De nouvelles attitudes se font jour, notamment sur les routes où les voitures s’arrêtent au beau milieu de la chaussée, abusant des freins, peu soucieuses de la qualité de ceux de la voiture de derrière. Les objets deviennent irrespectueux ! Cette automobile roulait à une allure folle tout à l’heure, n’ayant pas su déchiffrer la limitation de vitesse parce qu’elle est illettrée, et maintenant la voila au ralenti, le portable s’étant collé à l’oreille du conducteur. A combien s’élève l’amende pour ce délit ? Le garçonnet a réussi à baisser la vitre, émiettant son goûter qui vient nourrir le pare-brise suiveur. Un coup de klaxon, une main énergique fait signe de passer par-dessus. L’adulte n’aperçoit pas le manège du bambin. Messieurs les papas responsables bloquer les vitres des véhicules : ça craint. Le conducteur normal et ordinaire, actionne son clignotant, se gare, n’entravant pas la circulation, conscient du risque qu’il fait encourir aux autres.
A quoi sert un portable ? Les réponses sont en ordre décroissant :
- Demander d’aller chercher les enfants à l’école,
- Informer le bureau du résultat d’une affaire,
- Appeler en cas de panne sur la route,
- Inviter un ami à prendre un verre après le bureau,
- Dire à sa femme que quelqu’un vient dîner,
- Prévenir d’un retard (hum !).
Ce sont là d’excellentes raisons de semaine incompatibles avec le dimanche et les jours fériés. Ces raisons ne correspondent en rien aux tranches de vie racontées au plafond du supermarché, au comptoir de la boutique, aux arbres, au ciel, déversées au-dessus des poussettes des bébés. Femmes, hommes et enfants s’oublient, s’entourent d’une bulle dès que les mugissements, sonneries, carillons, fa la sol, miaulements non pas miaulements( trop doux), leur donnent l’ordre de se précipiter sur le portable.
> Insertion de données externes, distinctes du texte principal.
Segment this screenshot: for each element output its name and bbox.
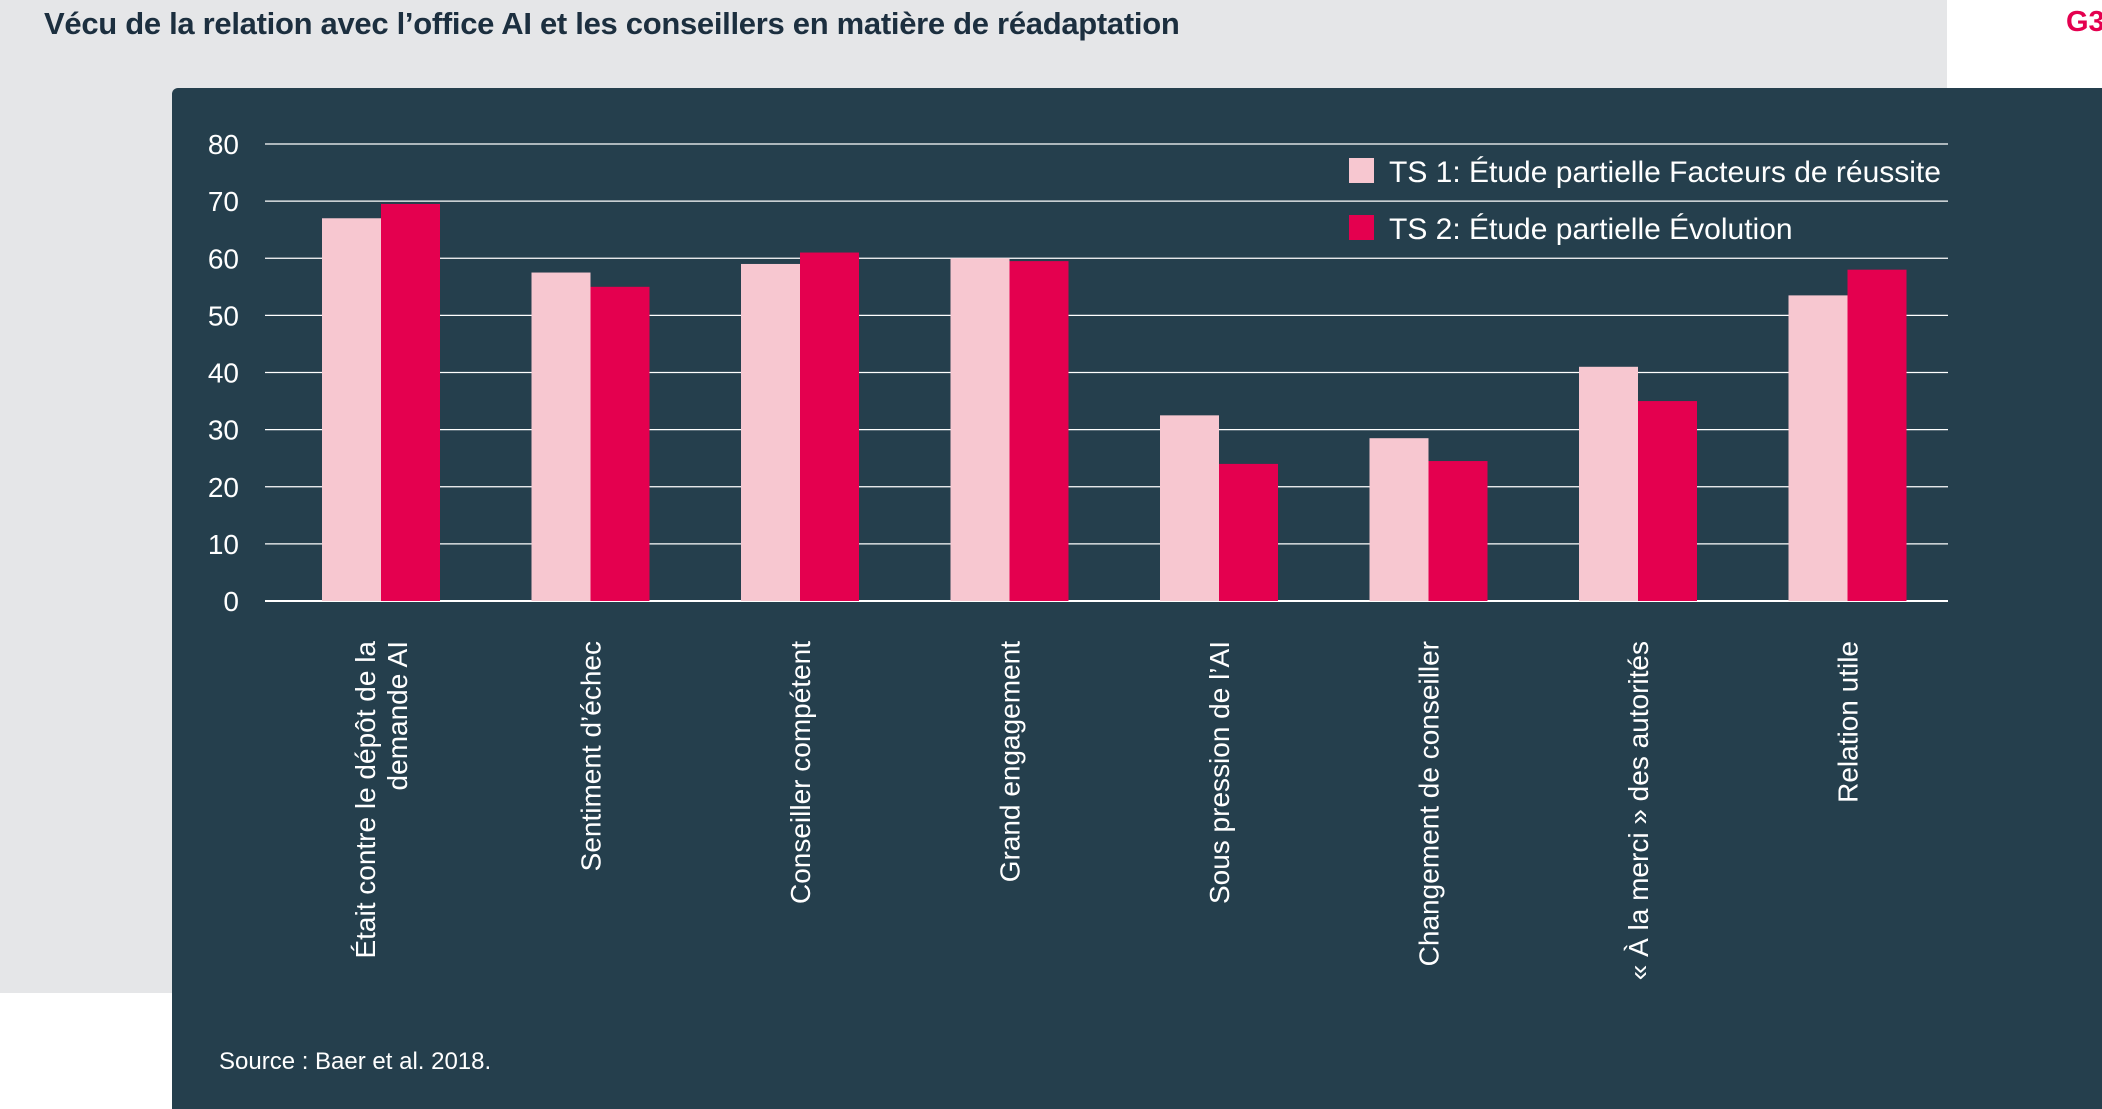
legend-swatch-1 [1349, 158, 1374, 183]
bars [322, 203, 1907, 601]
chart-panel: 0 10 20 30 40 50 60 70 80 Était contre le dépôt … [172, 88, 2102, 1109]
bar-series-1 [531, 272, 591, 601]
bar-chart: 0 10 20 30 40 50 60 70 80 Était contre le dépôt … [208, 129, 1948, 981]
bar-series-1 [1160, 415, 1219, 601]
figure-code: G3 [2066, 6, 2102, 38]
bar-series-1 [322, 218, 381, 601]
bar-series-2 [1219, 463, 1278, 601]
y-tick-label: 50 [208, 300, 239, 331]
legend: TS 1: Étude partielle Facteurs de réussi… [1349, 156, 1941, 246]
figure-title: Vécu de la relation avec l’office AI et … [44, 6, 1180, 41]
category-label: « À la merci » des autorités [1623, 641, 1654, 980]
bar-series-2 [1638, 401, 1697, 601]
legend-label-1: TS 1: Étude partielle Facteurs de réussi… [1389, 156, 1941, 189]
legend-label-2: TS 2: Étude partielle Évolution [1389, 213, 1793, 246]
bar-series-1 [1369, 438, 1429, 601]
category-label: Changement de conseiller [1414, 641, 1445, 966]
y-tick-label: 30 [208, 415, 239, 446]
category-label: Était contre le dépôt de la [350, 641, 381, 959]
category-label: Grand engagement [995, 641, 1026, 883]
bar-series-2 [1009, 261, 1069, 601]
y-tick-label: 20 [208, 472, 239, 503]
bar-series-2 [381, 203, 440, 601]
source-note: Source : Baer et al. 2018. [219, 1048, 492, 1075]
bar-series-2 [590, 286, 650, 601]
category-label: Sous pression de l’AI [1204, 641, 1235, 904]
bar-series-1 [950, 258, 1010, 601]
category-label: demande AI [382, 641, 413, 790]
y-tick-label: 80 [208, 129, 239, 160]
y-tick-label: 60 [208, 243, 239, 274]
y-tick-label: 10 [208, 529, 239, 560]
y-tick-label: 70 [208, 186, 239, 217]
bar-series-1 [741, 263, 800, 601]
bar-series-1 [1579, 366, 1638, 601]
bar-series-2 [1428, 461, 1488, 601]
category-label: Sentiment d’échec [576, 641, 607, 871]
bar-series-1 [1788, 295, 1848, 601]
y-axis-ticks: 0 10 20 30 40 50 60 70 80 [208, 129, 239, 617]
legend-swatch-2 [1349, 215, 1374, 240]
bar-series-2 [1847, 269, 1907, 601]
y-tick-label: 0 [223, 586, 239, 617]
y-tick-label: 40 [208, 358, 239, 389]
category-label: Relation utile [1833, 641, 1864, 803]
category-label: Conseiller compétent [785, 641, 816, 904]
category-labels: Était contre le dépôt de la demande AI Sen… [350, 641, 1864, 981]
bar-series-2 [800, 252, 859, 601]
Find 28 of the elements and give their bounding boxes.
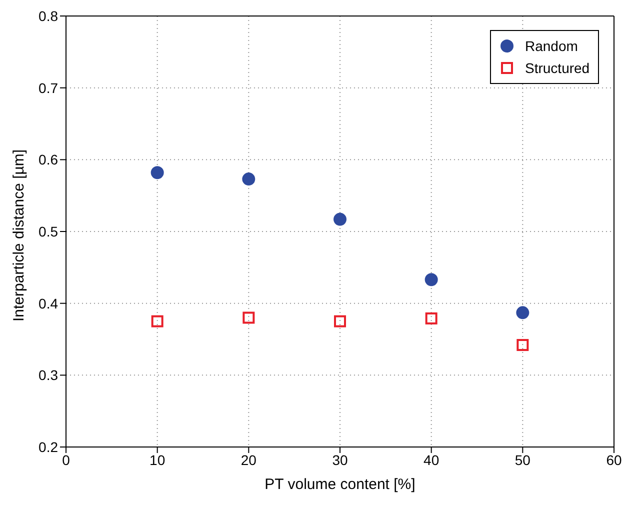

Tu es où ?
Véritable piège de la société de consommation qui crée des besoins, il pousse à l’investissement. Les appâts de celui vendu à 0,2O cents, du pack, de la validité d’une carte de trois mois réduite à un mois, de l’abonnement avec limite évolutive, sont des propositions alléchantes d’un marché en pleine expansion. Le vol de plus en plus fréquent des plus mignons aide aux affaires florissantes.
Cet appareil devenu incontournable aujourd’hui peut, employé à bon escient, avoir une utilité. En cas d’accident, quand il n’en provoque pas, il contribue à sauver des vies. L’engouement dont il est l’objet ne relève pas uniquement de causes sociales. Il remplit une fonction psychologique.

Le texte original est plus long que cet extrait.